La maison d’édition ontarienne L’Interligne fait paraître la version française de Coconut Dreams (Book*hug, 2019), de Derek Mascarenhas, un recueil de nouvelles qui a tout d’un roman.

Nouvelle

La maison d’édition ontarienne L’Interligne fait paraître la version française de Coconut Dreams (Book*hug, 2019), de Derek Mascarenhas, un recueil de nouvelles qui a tout d’un roman.

La neige des cocotiers est le premier ouvrage de Derek Mascarenhas, fils de parents indiens installés à Burlington, dans la banlieue de Toronto. Cité par le Globe and Mail parmi les meilleures fictions publiées par un éditeur indépendant en 2019, le livre a connu un vif succès auprès de la critique canadienne. Fidèle à la version originale, L’Interligne présente le bouquin comme un recueil de nouvelles, mais il aurait tout aussi bien pu être qualifié de roman. Les textes qui composent La neige des cocotiers suivent, par fragments, le devenir des Pinto, une famille d’origine indienne – plus précisément de Goa – établie dans la ville natale de l’auteur, dans les années 1990. L’essentiel des nouvelles a pour personnages principaux Aiden et Ally Pinto, enfants puis adolescent·es biculturel·les dans une banlieue blanche typique de l’Amérique du Nord, premier·ères membres de la famille à ne pas être né·es en Inde.
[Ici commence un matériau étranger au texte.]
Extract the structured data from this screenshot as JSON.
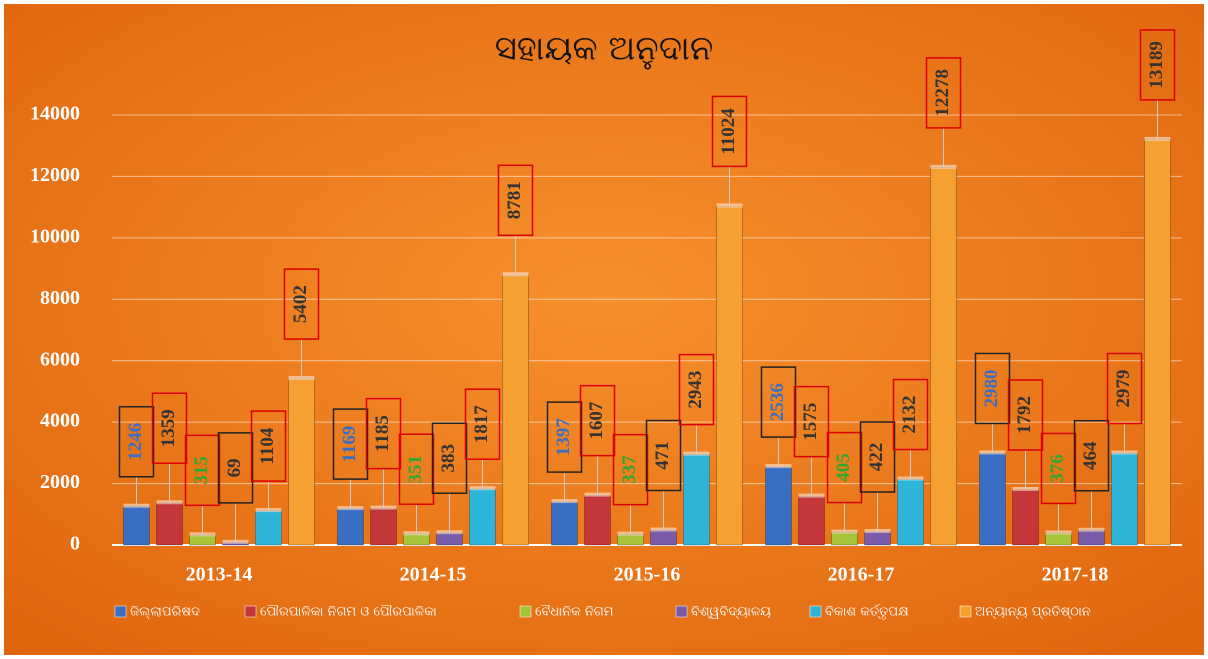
{
  "chart_data": {
    "type": "bar",
    "title": "ସହାୟକ ଅନୁଦାନ",
    "categories": [
      "2013-14",
      "2014-15",
      "2015-16",
      "2016-17",
      "2017-18"
    ],
    "series": [
      {
        "name": "ଜିଲ୍ଲାପରିଷଦ",
        "color": "#3a6ec4",
        "values": [
          1246,
          1169,
          1397,
          2536,
          2980
        ]
      },
      {
        "name": "ପୌରପାଳିକା ନିଗମ ଓ ପୌରପାଳିକା",
        "color": "#c4363a",
        "values": [
          1359,
          1185,
          1607,
          1575,
          1792
        ]
      },
      {
        "name": "ବୈଧାନିକ ନିଗମ",
        "color": "#a8c43a",
        "values": [
          315,
          351,
          337,
          405,
          376
        ]
      },
      {
        "name": "ବିଶ୍ୱବିଦ୍ୟାଳୟ",
        "color": "#7a5aaa",
        "values": [
          69,
          383,
          471,
          422,
          464
        ]
      },
      {
        "name": "ବିକାଶ କର୍ତ୍ତୃପକ୍ଷ",
        "color": "#2cb5d8",
        "values": [
          1104,
          1817,
          2943,
          2132,
          2979
        ]
      },
      {
        "name": "ଅନ୍ୟାନ୍ୟ ପ୍ରତିଷ୍ଠାନ",
        "color": "#f5a030",
        "values": [
          5402,
          8781,
          11024,
          12278,
          13189
        ]
      }
    ],
    "ylim": [
      0,
      14000
    ],
    "yticks": [
      0,
      2000,
      4000,
      6000,
      8000,
      10000,
      12000,
      14000
    ],
    "grid": true,
    "legend": "bottom"
  }
}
Au fil des fictions, Mascarenhas varie avec une certaine habileté la focalisation narrative. Il peut parfois s’attacher à des protagonistes anecdotiques, comme les deux touristes britanniques en voyage à Goa dans «Deux îles», ou remonter dans le passé de la famille, notamment dans la première nouvelle, très romanesque, qui raconte un épisode incroyable de l’enfance des parents Pinto, en 1958, dans lequel on retrouve une maison hantée, une naissance dans un cimetière et un faux prêtre. Toutefois, ce sont bien Ally et son frère aîné Aiden qui constituent le tronc de l’ouvrage, d’où partent les différentes branches narratives.

Éternités

Par le regard des deux enfants défilent les thèmes du livre: l’enfance banlieusarde, ses jeux, ses rivalités, ses itérations qui apparaissent comme autant de moments d’éternité et de bonheur; l’immigration, le mélange des cultures et le racisme, dont Aiden et Ally font l’expérience; la force de la mère, Clara, femme de sagesse et de patience, modèle humain pour une société plus douce; la découverte de la perte, du deuil, de l’irréversibilité du temps, de la violence et de la sévérité du réel; l’Inde, une terre d’origine à la fois difficile et merveilleuse où il faudra repasser pour devenir soi.

Talent

Plusieurs nouvelles présentent un événement en apparence sans importance: une promenade avec un oncle, une amourette, les clés oubliées dans la voiture verrouillée, une soirée chez une tante. Recourant à un style simple, Mascarenhas possède un réel talent pour doser l’information narrative et esquisser des personnages et des situations en quelques traits. Ally, attachante d’intelligence et d’imagination, est certainement très réussie en petite fille de huit ou neuf ans. Par ailleurs, lorsqu’il maîtrise son art, comme dans «Les cent marches», l’écrivain sait terminer son texte à un moment inattendu, ce qui permet au récit de dévoiler tout son potentiel de non-dits. Toutefois, le défaut de Mascarenhas est peut-être de trop maîtriser la mécanique de la nouvelle, de ne pas assez privilégier les débordements, les égarements, l’audace poétique et l’exploration. Aucun doute: nous sommes en terrain connu. Le style aurait gagné à se montrer moins «bon élève».

Dormir sous un cocotier

On peut regretter cette écriture qui dirige trop les lecteur·rices, leur montrant ce qu’il faut voir, les empêchant de regarder ailleurs. Des textes comme «Deux îles» ou «Faire briller le don» accordent ainsi moins de liberté à qui les lit. De façon générale, il aurait été bon de développer plus de «leurres narratifs», de fausses pistes égarant les lecteur·rices dans un labyrinthe de significations, une aura de rêveries et de possibles.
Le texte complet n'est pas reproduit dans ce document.